Montgomery told the Commission that Michigan voters were tricked by proponents of the measure, who were not honest about their intentions. “The anti-gay forces, led by the likes of the AFA, ran a campaign based on the lie that they were only concerned about one-man, one-woman marriage, when all along their plot was not only to relegate gays and lesbians to ignominious second-class status in Michigan, but to do so in such a total assault as to erase our community out of existence,” said Montgomery. “The passage of Proposal 2 had no moral value whatsoever.”
Despite the passage of Proposal 2, said Montgomery, gays and lesbians would continue to fight for equal treatment in Michigan. He then addressed the issue of the Elliott-Larsen Civil Rights Act, which protects against discrimination in the areas of housing, employment, and public accommodations and does not include sexual orientation or gender identity.
“We respectfully request that the Commission formally endorse the ten years of effort led by Triangle Foundation and state legislators with a progressive vision for Michigan, to finally amend the Elliott-Larsen Civil Rights Act to include sexual orientation and gender identity. This omission has been left uncorrected for far too long. Amending Elliott-Larsen would go a long way to make many things better in this state, especially as we try and come to terms with the outrageous injustice that a minority have suffered at the hand of a misled, misguided and mistaken majority.”
Anti-gay incidents have increased since the passage of Proposal 2, Montgomery said. “My community is scared and angry. We wonder who lurks around us that are among those of our fellow citizens who passed such quick judgment on our families, our loved ones and ourselves. Who among us in a crowd felt such a strong need to blatantly vote discrimination against people they did not know – will they be as easily led to do us physical harm, too?”
Speaking to BTL, Montgomery said he thought it was important to address the Commission at this local meeting. “The Civil Rights Commission has been one of the most consistent allies that we have in state government, even during the Engler administration,” said Montgomery. “We just thought that it was important that this first meeting following the election to go back to them as soon as we could and acknowledge their support of the NO vote, but also just to let them know that our feeling is that Michigan has become a riskier place now, that the negative impact of [Proposal 2] is certainly going to be with us for quite some time.”
Getting sexual orientation and gender discrimination included in Elliott-Larsen has been a nearly decade long battle.

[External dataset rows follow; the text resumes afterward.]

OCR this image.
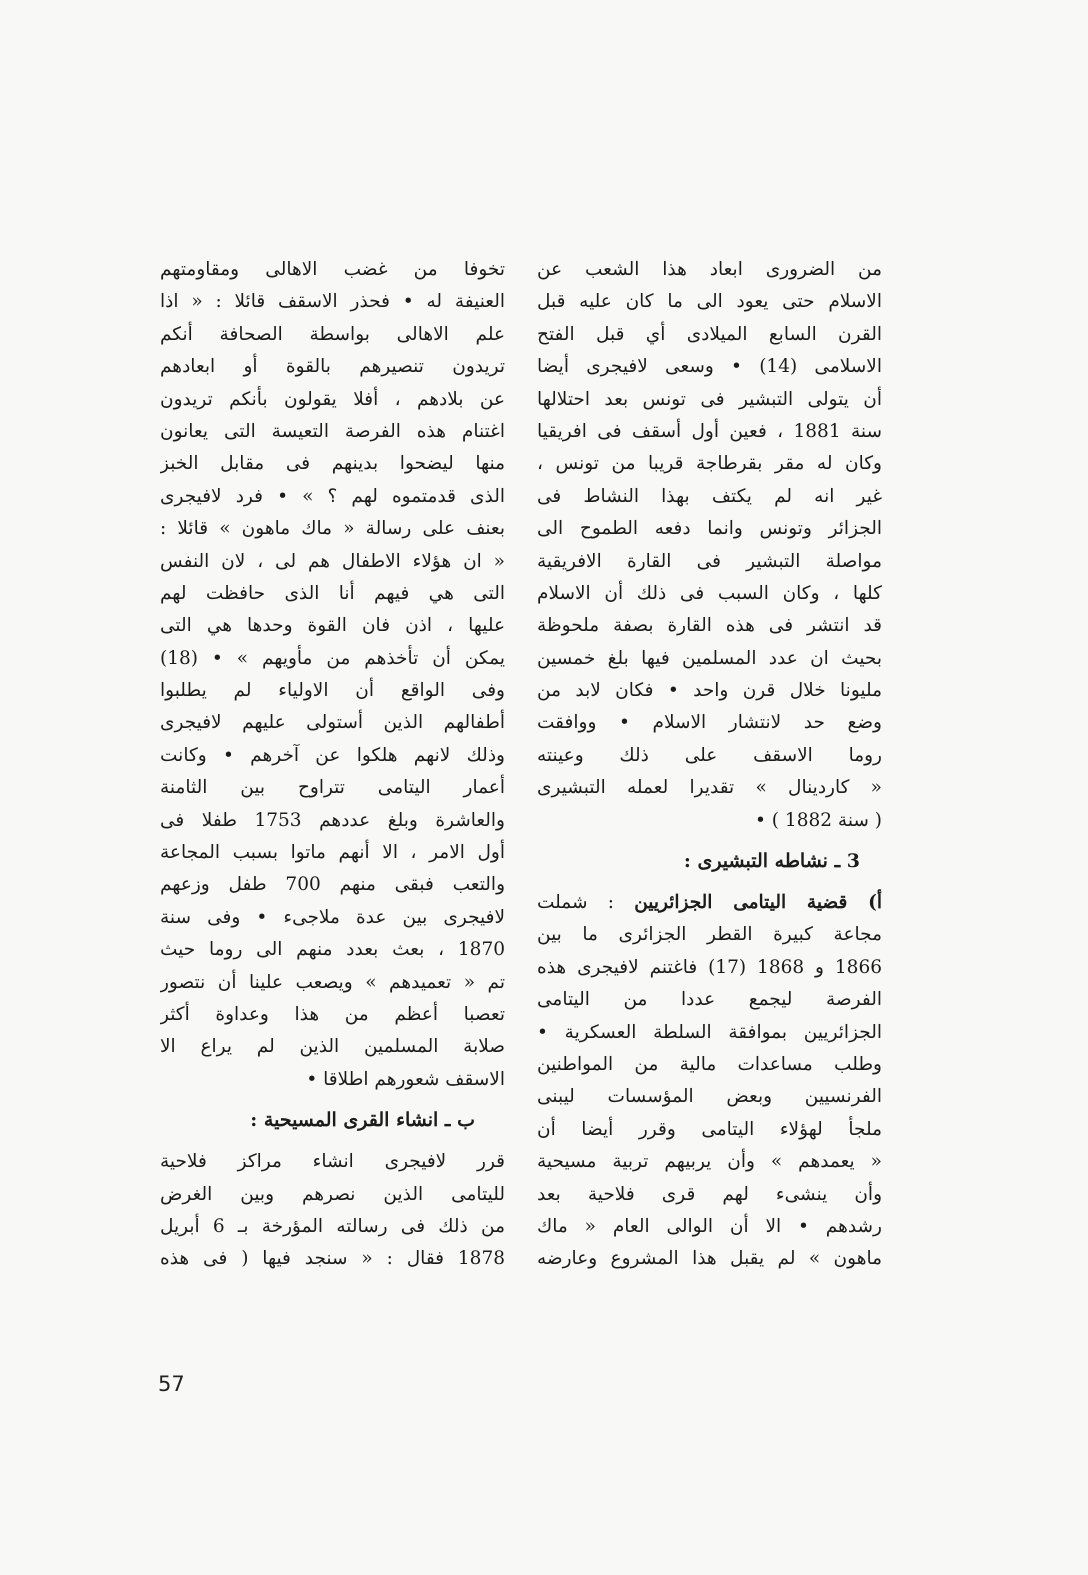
من الضرورى ابعاد هذا الشعب عن
الاسلام حتى يعود الى ما كان عليه قبل
القرن السابع الميلادى أي قبل الفتح
الاسلامى (14) • وسعى لافيجرى أيضا
أن يتولى التبشير فى تونس بعد احتلالها
سنة 1881 ، فعين أول أسقف فى افريقيا
وكان له مقر بقرطاجة قريبا من تونس ،
غير انه لم يكتف بهذا النشاط فى
الجزائر وتونس وانما دفعه الطموح الى
مواصلة التبشير فى القارة الافريقية
كلها ، وكان السبب فى ذلك أن الاسلام
قد انتشر فى هذه القارة بصفة ملحوظة
بحيث ان عدد المسلمين فيها بلغ خمسين
مليونا خلال قرن واحد • فكان لابد من
وضع حد لانتشار الاسلام • ووافقت
روما الاسقف على ذلك وعينته
« كاردينال » تقديرا لعمله التبشيرى
( سنة 1882 ) •
3 ـ نشاطه التبشيرى :
أ) قضية اليتامى الجزائريين : شملت
مجاعة كبيرة القطر الجزائرى ما بين
1866 و 1868 (17) فاغتنم لافيجرى هذه
الفرصة ليجمع عددا من اليتامى
الجزائريين بموافقة السلطة العسكرية •
وطلب مساعدات مالية من المواطنين
الفرنسيين وبعض المؤسسات ليبنى
ملجأ لهؤلاء اليتامى وقرر أيضا أن
« يعمدهم » وأن يربيهم تربية مسيحية
وأن ينشىء لهم قرى فلاحية بعد
رشدهم • الا أن الوالى العام « ماك
ماهون » لم يقبل هذا المشروع وعارضه
تخوفا من غضب الاهالى ومقاومتهم
العنيفة له • فحذر الاسقف قائلا : « اذا
علم الاهالى بواسطة الصحافة أنكم
تريدون تنصيرهم بالقوة أو ابعادهم
عن بلادهم ، أفلا يقولون بأنكم تريدون
اغتنام هذه الفرصة التعيسة التى يعانون
منها ليضحوا بدينهم فى مقابل الخبز
الذى قدمتموه لهم ؟ » • فرد لافيجرى
بعنف على رسالة « ماك ماهون » قائلا :
« ان هؤلاء الاطفال هم لى ، لان النفس
التى هي فيهم أنا الذى حافظت لهم
عليها ، اذن فان القوة وحدها هي التى
يمكن أن تأخذهم من مأويهم » • (18)
وفى الواقع أن الاولياء لم يطلبوا
أطفالهم الذين أستولى عليهم لافيجرى
وذلك لانهم هلكوا عن آخرهم • وكانت
أعمار اليتامى تتراوح بين الثامنة
والعاشرة وبلغ عددهم 1753 طفلا فى
أول الامر ، الا أنهم ماتوا بسبب المجاعة
والتعب فبقى منهم 700 طفل وزعهم
لافيجرى بين عدة ملاجىء • وفى سنة
1870 ، بعث بعدد منهم الى روما حيث
تم « تعميدهم » ويصعب علينا أن نتصور
تعصبا أعظم من هذا وعداوة أكثر
صلابة المسلمين الذين لم يراع الا
الاسقف شعورهم اطلاقا •
ب ـ انشاء القرى المسيحية :
قرر لافيجرى انشاء مراكز فلاحية
لليتامى الذين نصرهم وبين الغرض
من ذلك فى رسالته المؤرخة بـ 6 أبريل
1878 فقال : « سنجد فيها ( فى هذه
57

For the past ten years, Montgomery said, an amendment to the civil rights act has been introduced in the legislature, but has gone nowhere under the Republican leadership.

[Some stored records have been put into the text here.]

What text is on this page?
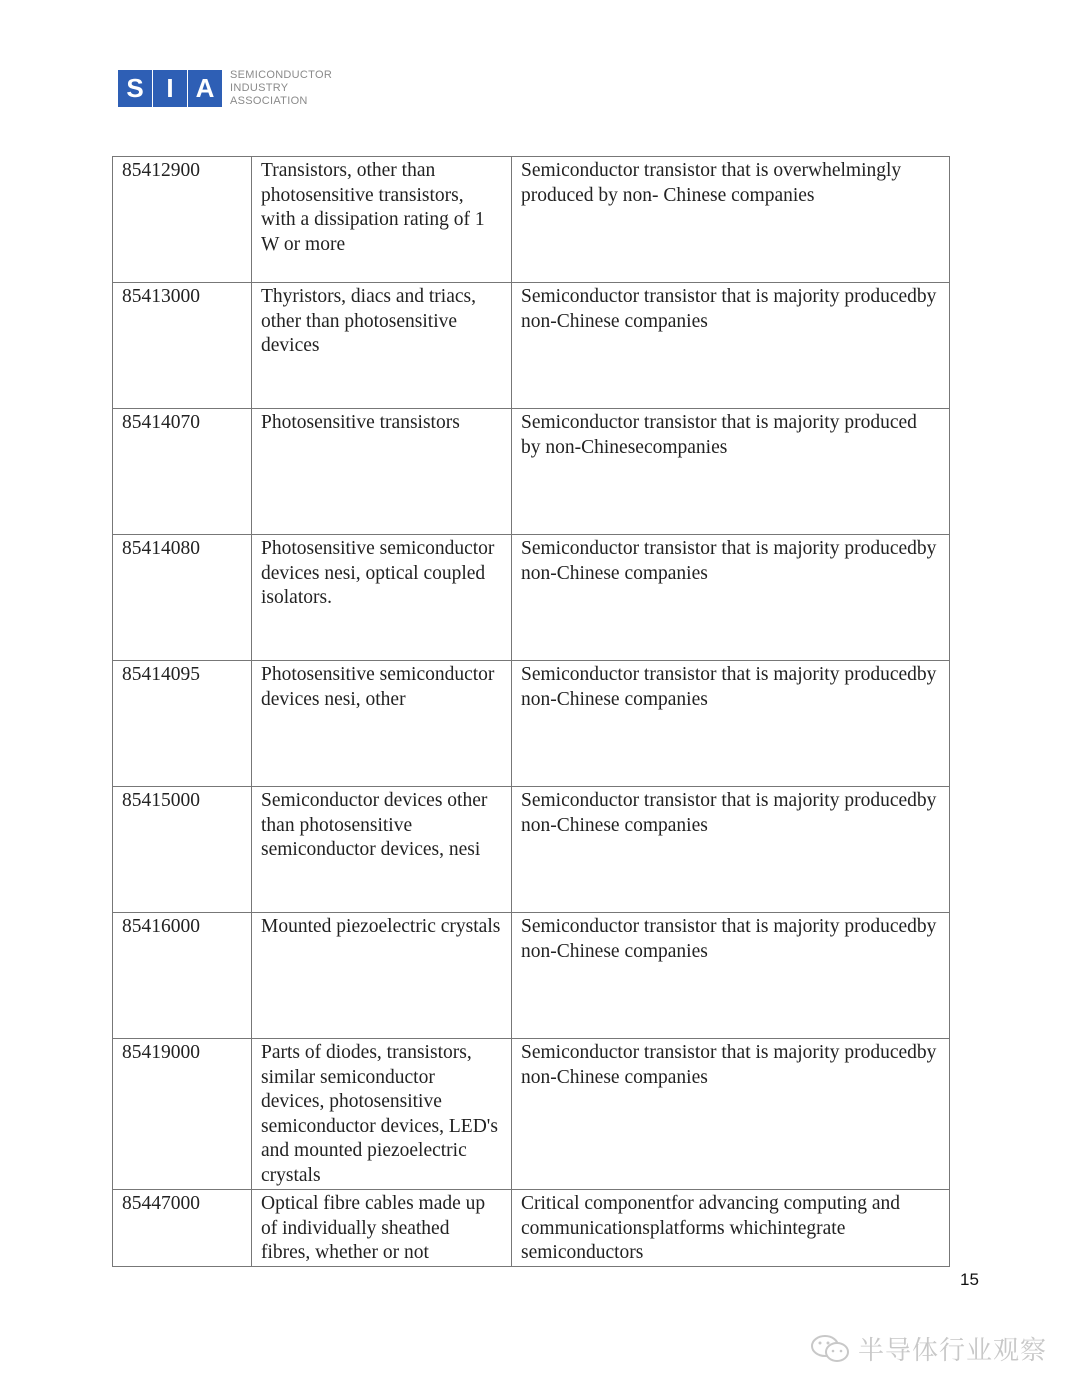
S I A	SEMICONDUCTOR
INDUSTRY
ASSOCIATION
85412900	Transistors, other than photosensitive transistors, with a dissipation rating of 1 W or more	Semiconductor transistor that is overwhelmingly produced by non- Chinese companies
85413000	Thyristors, diacs and triacs, other than photosensitive devices	Semiconductor transistor that is majority producedby non-Chinese companies
85414070	Photosensitive transistors	Semiconductor transistor that is majority produced by non-Chinesecompanies
85414080	Photosensitive semiconductor devices nesi, optical coupled isolators.	Semiconductor transistor that is majority producedby non-Chinese companies
85414095	Photosensitive semiconductor devices nesi, other	Semiconductor transistor that is majority producedby non-Chinese companies
85415000	Semiconductor devices other than photosensitive semiconductor devices, nesi	Semiconductor transistor that is majority producedby non-Chinese companies
85416000	Mounted piezoelectric crystals	Semiconductor transistor that is majority producedby non-Chinese companies
85419000	Parts of diodes, transistors, similar semiconductor devices, photosensitive semiconductor devices, LED's and mounted piezoelectric crystals	Semiconductor transistor that is majority producedby non-Chinese companies
85447000	Optical fibre cables made up of individually sheathed fibres, whether or not	Critical componentfor advancing computing and communicationsplatforms whichintegrate semiconductors
15
半导体行业观察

Montgomery said that the language of Elliott-Larsen impacts anti-discrimination policies across the state. “It is the basic civil rights law of the state and it is from that law that so many other policies come and so many other things are dictated,” he said. “So much comes from that language that it’s really an essential place to be recognized and protected.”
Montgomery feels more confidant now than ever before about its potential to pass. “When the new legislature reconvenes we’ll have the legislation introduced again,” said Montgomery. “And I really believe that, in a strange kind of way as a result of the whole Proposal 2 thing, we can really make a different level of effort to get better action on that [amendment]. I’m confident that we will be able to get progress and maybe even get that amendment in pretty soon. Because of the kinds of momentum and increased level of activism of people in the community Elliott-Larsen is a really doable thing at this point.”